Noten­banken reakti­vieren QE-Programme

Auch in Bezug auf die Beein­flussung der länger­fris­tigen Renditen hat das Fed im laufenden Jahr eine eigent­liche Kehrt­wende vollzogen. Das im Oktober 2017 gestartete Programm zum Abbau der Anlei­hen­be­stände, mit dem eine Norma­li­sierung der Geldpo­litik angestrebt worden war, wurde im Frühjahr 2019 sistiert. Aufgrund der Mitte September plötz­lichen aufge­tre­tenen, etwas myste­riösen Anspan­nungen am US-Inter­ban­ken­markt, sah sich das Fed gezwungen, mit dem Kauf von kurzfris­tigen Treasuries wieder Liqui­dität in den Markt zu pumpen. Die monat­lichen Käufe im Umfang von 60 Mrd. USD begründet die US-Notenbank mit der kurzfris­tigen Liqui­di­täts­ver­sorgung und sträubt sich dagegen, die Massnahmen als “Quanti­tative Easing”- Programm (QE) zu bezeichnen. Dass die Auswir­kungen auf die Märkte dieselben sind, wird aber kaum bestritten. Zusammen mit der Wieder­auf­nahme der Anlei­hen­kkäufe der Europäi­schen Zentralbank (EZB) im Umfang von 20 Mrd. Euro pro Monat, werden die Bilanz­summen der vier grössten Noten­banken in den nächsten 12 Monaten um rund 1’000 Mrd. USD wachsen und vermutlich über den alten Höchst­stand von knapp 16 Bio. USD steigen. Den somit gewis­ser­massen “neuauf­ge­legten Notenbank-Put” werden die Märkte willkommen heissen, auch wenn er vermutlich nicht mehr die gleiche Wirkung entfalten wird wie in früheren Jahren.

Sinkende Risiko­aversion

In einem früheren Beitrag hatten wir darauf hinge­wiesen, dass die Börsen in einer frühen Phase eines konjunk­tu­rellen Aufschwungs jeweils die höchsten Renditen erzielen. Wann die Talsohle tatsächlich durch­schritten wird, ist kaum abzuschätzen. Weil der US-Zinssen­kungs­zyklus jedoch früh begonnen hat, dürfte er im Verlaufe des nächsten Jahres auch auf Ebene der Konjunktur wirksam werden. Nebst den zykli­schen und monetären Aspekten stimmt uns auch die immer noch verhal­tende Risiko­freu­digkeit der Inves­toren positiv. So notiert zum Beispiel der Investor-Confi­dence-Index von State Street mehr als eine Standard­ab­wei­chung unter dem 20-jährigen Mittelwert. Ähnliche Index­werte waren in der Vergan­genheit jeweils einiger­massen verläss­liche Vorboten von Markt­er­ho­lungen. So lag die prospektive Perfor­mance nach sehr tiefen Index­ständen während eines Jahres weit über dem Durch­schnitt. Umgekehrt führte eine sehr hohe Risiko­freu­digkeit häufig zu einer schlechten Performance.

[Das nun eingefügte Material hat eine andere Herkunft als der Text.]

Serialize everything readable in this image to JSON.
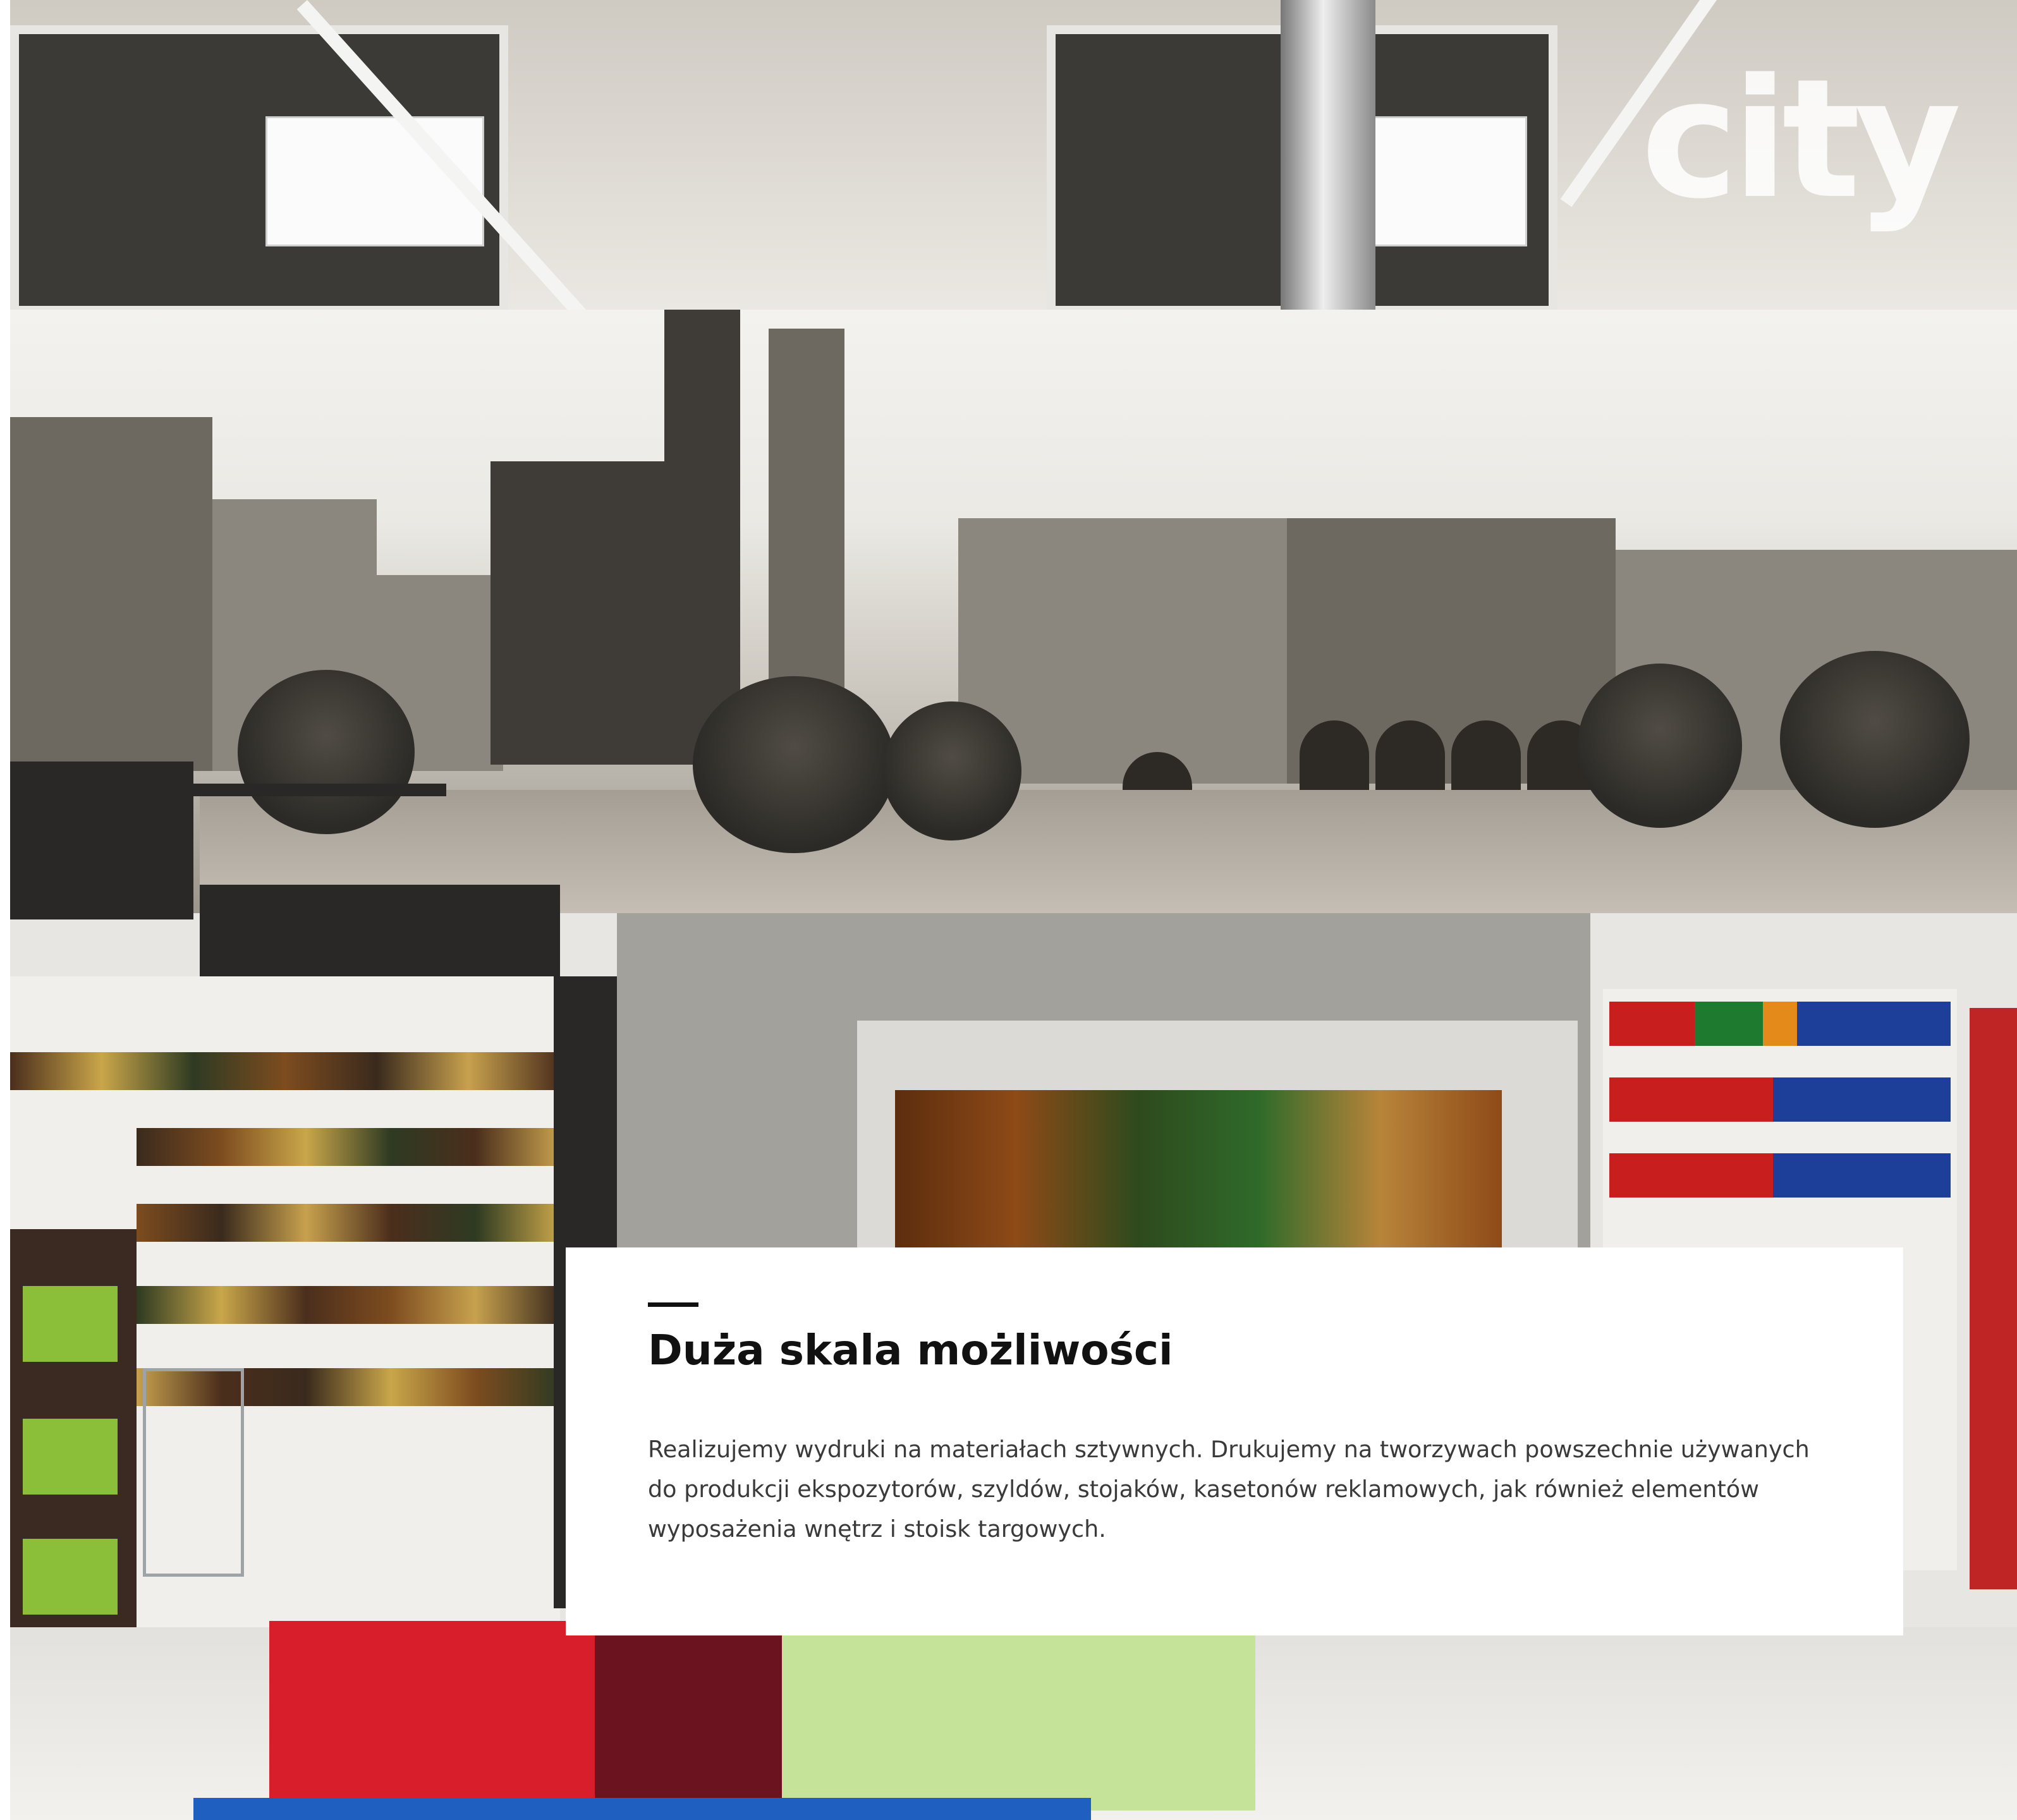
{
  "logo": {
    "text": "city"
  },
  "section": {
    "title": "Duża skala możliwości",
    "body": "Realizujemy wydruki na materiałach sztywnych. Drukujemy na tworzywach powszechnie używanych do produkcji ekspozytorów, szyldów, stojaków, kasetonów reklamowych, jak również elementów wyposażenia wnętrz i stoisk targowych."
  },
  "colors": {
    "text_dark": "#111111",
    "text_body": "#3a3a3a",
    "card_background": "#ffffff",
    "exit_sign": "#1c9b3c"
  }
}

Geopo­li­tische Unsicher­heiten bleiben

Natürlich halten sich die Börsen nicht an Regeln. Die grösste Unsicherheit geht immer noch vom Handels­kon­flikt aus. Sowohl die US-Adminis­tration als auch die chine­sische Delegation haben sich in den letzten Wochen zuver­sichtlich über ein “Phase I‑Abkommen” geäussert. Zu vermuten ist, dass Donald Trump einige angedrohte Straf­zölle zurück­zieht und China im Gegenzug mehr US-Agrar­güter impor­tiert. Mit einem weiter­ge­henden oder gar umfas­senden Abkommen, das die Börsen wohlwollend quittieren würden, darf aller­dings nicht gerechnet werden. Umgekehrt dürfte Donald Trump den Konflikt auch nicht eskalieren lassen, denn eine US-Rezession würde seine Wahlchancen verschlechtern. Mit anderen Worten: Trump könnte in der Handels­po­litik durchaus gemäs­sigtere Töne anschlagen. An der Wallstreet ist bereits die Rede von einem Trump-Put. Darauf würden wir uns aber nicht verlassen.